A mixed number is a combination of a whole number and a fraction. This means it is a number that lies between two whole numbers. For instance, in the exercise, the mixed number is \(3 \frac{3}{5}\). Here, \(3\) is the whole number, and \(\frac{3}{5}\) is the fraction. Mixed numbers are often used because they are simpler to read and interpret in certain contexts. For example, \(3 \frac{3}{5}\) is easier to visualize in terms of real-world applications like measurements.To work with mixed numbers in calculations, it is important to convert them to improper fractions. This process involves multiplying the whole number by the denominator of the fraction and adding it to the numerator. This gives a single fraction that is greater than one. In our example, we convert \(3 \frac{3}{5}\) as follows:

• Multiply the whole number \(3\) by the denominator \(5\) to get \(15\).
• Add the numerator \(3\) to \(15\) to get \(18\).
• Place \(18\) over the original denominator \(5\), resulting in \(\frac{18}{5}\).

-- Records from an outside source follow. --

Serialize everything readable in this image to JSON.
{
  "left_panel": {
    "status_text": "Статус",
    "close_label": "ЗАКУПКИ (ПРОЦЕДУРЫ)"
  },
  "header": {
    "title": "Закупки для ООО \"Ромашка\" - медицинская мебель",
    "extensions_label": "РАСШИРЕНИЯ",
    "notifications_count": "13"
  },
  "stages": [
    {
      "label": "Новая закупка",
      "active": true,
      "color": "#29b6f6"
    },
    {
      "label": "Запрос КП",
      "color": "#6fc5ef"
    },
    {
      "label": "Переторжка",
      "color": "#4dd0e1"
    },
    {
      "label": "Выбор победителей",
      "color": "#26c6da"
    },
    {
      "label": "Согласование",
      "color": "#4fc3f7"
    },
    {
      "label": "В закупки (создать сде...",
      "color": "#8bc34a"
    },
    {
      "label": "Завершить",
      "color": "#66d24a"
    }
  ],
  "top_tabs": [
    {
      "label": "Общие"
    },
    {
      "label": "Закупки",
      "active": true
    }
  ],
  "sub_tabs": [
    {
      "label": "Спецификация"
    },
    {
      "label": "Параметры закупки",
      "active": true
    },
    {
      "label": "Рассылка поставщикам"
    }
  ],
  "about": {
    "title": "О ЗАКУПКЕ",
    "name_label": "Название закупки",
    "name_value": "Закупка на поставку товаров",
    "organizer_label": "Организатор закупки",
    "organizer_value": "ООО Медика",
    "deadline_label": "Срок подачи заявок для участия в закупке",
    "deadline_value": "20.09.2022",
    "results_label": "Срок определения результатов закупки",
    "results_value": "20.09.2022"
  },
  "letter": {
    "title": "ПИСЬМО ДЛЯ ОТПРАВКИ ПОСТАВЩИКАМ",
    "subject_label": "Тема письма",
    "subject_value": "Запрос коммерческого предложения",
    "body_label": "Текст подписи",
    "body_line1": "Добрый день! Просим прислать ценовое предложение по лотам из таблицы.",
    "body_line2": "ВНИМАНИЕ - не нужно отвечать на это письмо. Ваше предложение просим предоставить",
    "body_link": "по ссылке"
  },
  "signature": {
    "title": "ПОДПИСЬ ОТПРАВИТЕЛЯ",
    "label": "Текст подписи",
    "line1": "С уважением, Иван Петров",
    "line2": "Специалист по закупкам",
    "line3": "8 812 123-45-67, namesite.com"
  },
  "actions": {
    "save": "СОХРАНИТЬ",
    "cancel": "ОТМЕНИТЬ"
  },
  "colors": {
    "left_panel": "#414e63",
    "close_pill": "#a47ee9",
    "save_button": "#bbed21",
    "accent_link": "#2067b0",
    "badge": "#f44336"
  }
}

Improper fractions have a numerator that is larger than or equal to the denominator. This is in contrast to a proper fraction, where the numerator is smaller than the denominator. When dealing with improper fractions, it means that the value is greater than or equal to one.In the context of our exercise, the mixed number \(3 \frac{3}{5}\) was converted into an improper fraction \(\frac{18}{5}\). This conversion is essential because it allows us to perform division operations more efficiently. Once a fraction is improper, it can easily be used in arithmetic calculations like multiplication and division without the difficulty of handling whole number components separately. Remember, an improper fraction can be converted back to a mixed number for easier interpretation or end results.

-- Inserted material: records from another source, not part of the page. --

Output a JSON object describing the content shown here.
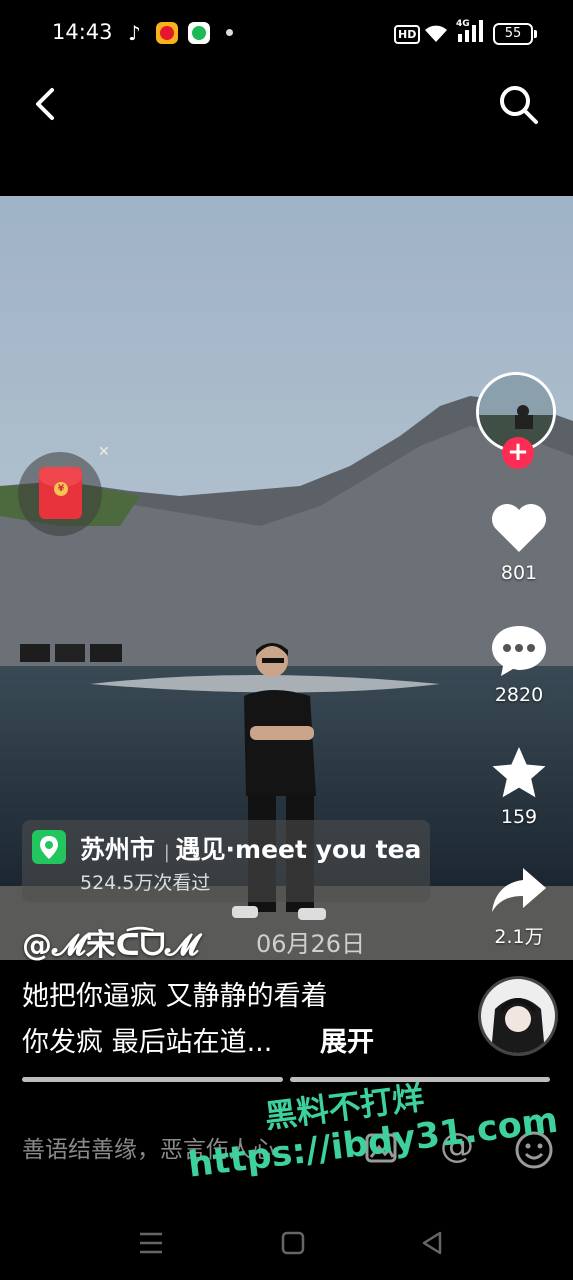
{
  "status_bar": {
    "time": "14:43",
    "hd": "HD",
    "network": "4G",
    "battery": "55"
  },
  "video": {
    "location": {
      "city": "苏州市",
      "place": "遇见·meet you tea",
      "views": "524.5万次看过"
    },
    "author": "@𝓜宋ᑕ͡ᗜ𝓜",
    "date": "06月26日",
    "caption_line1": "她把你逼疯 又静静的看着",
    "caption_line2": "你发疯 最后站在道...",
    "expand_label": "展开"
  },
  "actions": {
    "likes": "801",
    "comments": "2820",
    "favorites": "159",
    "shares": "2.1万"
  },
  "comment_bar": {
    "placeholder": "善语结善缘，恶言伤人心"
  },
  "watermark": {
    "line1": "黑料不打烊",
    "line2": "https://ibdy31.com"
  },
  "icons": {
    "back": "chevron-left-icon",
    "search": "search-icon",
    "like": "heart-icon",
    "comment": "comment-bubble-icon",
    "favorite": "star-icon",
    "share": "share-arrow-icon",
    "emoji": "smile-icon",
    "image": "image-icon",
    "at": "at-icon"
  },
  "colors": {
    "follow_accent": "#fe2c55",
    "location_pin": "#22c55e",
    "red_packet": "#e8323c",
    "watermark": "#3fd19b"
  }
}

The reciprocal of a fraction is simply a flipped version where the numerator becomes the denominator and the denominator becomes the numerator. Understanding and using reciprocals is crucial, particularly when dealing with division of fractions. This is because dividing by a fraction is equivalent to multiplying by its reciprocal.For example, if you have the fraction \(\frac{9}{10}\), its reciprocal is \(\frac{10}{9}\). In the exercise, when dividing \(\frac{18}{5}\) by \(\frac{9}{10}\), you actually multiply \(\frac{18}{5}\) by \(\frac{10}{9}\). This switch from division to multiplication using the reciprocal simplifies the calculation process significantly. Remember:

• To find a reciprocal, just interchange the numerator and the denominator.
• Multiplying by the reciprocal is the same as dividing by the original fraction.

Simplifying fractions is the process of reducing fractions to their simplest form so they are easier to read and use. This involves dividing the numerator and the denominator by their greatest common divisor (GCD).In the given exercise, after multiplying the fractions \(\frac{18}{5}\) and \(\frac{10}{9}\), the result was \(\frac{180}{45}\). This fraction can be simplified by identifying the GCD of \(180\) and \(45\), which is \(45\). By dividing both the numerator and the denominator by \(45\), we simplify:

• \(180 \div 45 = 4\)
• \(45 \div 45 = 1\)
• Resulting in the simplified fraction \(\frac{4}{1}\), or simply \(4\).

Simplifying not only provides a cleaner answer but also ensures that calculations remain manageable, particularly in larger computations.